Mexiko: Trump verteidigt Politik der Zölle

US-Präsident Donald Trump

US-Präsident Donald Trump (72) will alle Importe aus Mexiko wegen des Andrangs von Migranten an der Grenze mit Strafzöllen belegen.

Mexiko will sich gegen die angedrohten US-Strafzölle wehren. Das Problem sei, dass Mexiko "nimmt aber niemals gibt", schrieb der US-Präsident auf Twitter mit Blick auf die aus seiner Sicht mangelhafte Grenzsicherung der Mexikaner.

So gehe das schon seit Jahrzehnten.

Der Handelskonflikt mit China hat sich indes weiter verschärft.

"Entweder sie stoppen die Invasion unseres Landes durch Drogendealer, Mafiabanden, Menschenhändler, Koyoten und illegale Einwanderer, was sie sehr leicht tun können", fuhr Trump fort. Trump hat mehrfach angedroht, die Grenze zu Mexiko schliessen zu lassen. Gegebenenfalls sollen die Zölle schrittweise auf bis zu 25 Prozent steigen. Mexikos Ökonomie hängt auf Gedeih und Verderb am Handel mit den USA. 2018 exportierte Mexiko laut dem UN International Trade Center Waren im Wert von rund 350 Milliarden US-Dollar (rund 314 Milliarden Euro) in die USA - vor allem Autos, Autoteile und Stahl, aber auch Fleisch, Früchte und Gemüse. "Zölle auf Waren aus Mexiko zu erheben, ist genau der falsche Schritt", sagte Neil Bradley, ein Manager der Kammer. Die Zölle würden von amerikanischen Familien und Unternehmen gezahlt, ohne dass sie irgendetwas dazu beitragen würden, die sehr real existierenden Probleme an der Grenze zu lösen.

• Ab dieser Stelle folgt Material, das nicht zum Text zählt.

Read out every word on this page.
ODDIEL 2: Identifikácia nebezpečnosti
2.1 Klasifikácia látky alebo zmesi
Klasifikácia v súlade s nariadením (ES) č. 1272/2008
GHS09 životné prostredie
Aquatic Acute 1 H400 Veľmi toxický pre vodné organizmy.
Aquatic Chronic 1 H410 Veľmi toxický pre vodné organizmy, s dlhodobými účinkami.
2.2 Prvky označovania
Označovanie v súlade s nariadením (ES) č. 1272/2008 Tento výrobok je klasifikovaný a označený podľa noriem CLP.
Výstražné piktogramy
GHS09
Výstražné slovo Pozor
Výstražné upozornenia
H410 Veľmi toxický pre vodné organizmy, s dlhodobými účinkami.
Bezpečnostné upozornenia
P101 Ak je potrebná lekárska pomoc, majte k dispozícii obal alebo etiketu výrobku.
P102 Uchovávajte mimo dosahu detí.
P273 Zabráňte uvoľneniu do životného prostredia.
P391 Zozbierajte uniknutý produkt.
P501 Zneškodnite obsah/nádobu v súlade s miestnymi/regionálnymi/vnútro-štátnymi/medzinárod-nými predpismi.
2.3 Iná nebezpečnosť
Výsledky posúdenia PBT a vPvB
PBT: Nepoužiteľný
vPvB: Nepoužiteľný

"Zölle werden permanent auf 25-Prozent-Niveau verharren, bis Mexiko den illegalen Zustrom von Ausländern, die über dessen Territorium kommen, deutlich stoppt", hieß es weiter. Mexikos Verhalten führe in den USA zu "einem Notstand und einer außerordentlichen Bedrohung für die nationale Sicherheit und Wirtschaft". "Ganz zu schweigen von den Drogen und dem Menschenhandel, die über Mexiko hereinschwappen". "Wir werden es bald herausfinden". Er spielte damit auf die bevorstehenden Verhandlungen an, mit denen Mexiko die Zölle noch innerhalb der von Trump gesetzten Frist bis zum 10. Juni verhindern will. Nachdem die Spannungen mit China einen neuen Höhepunkt erreicht haben, droht Trump nun auch dem Nachbarn Mexiko mit erheblichen Einfuhrhindernissen. In der Nacht zu Samstag traten als Vergeltung auf bereits verhängte Abgaben Washingtons neue Strafzölle der Chinesen in Kraft.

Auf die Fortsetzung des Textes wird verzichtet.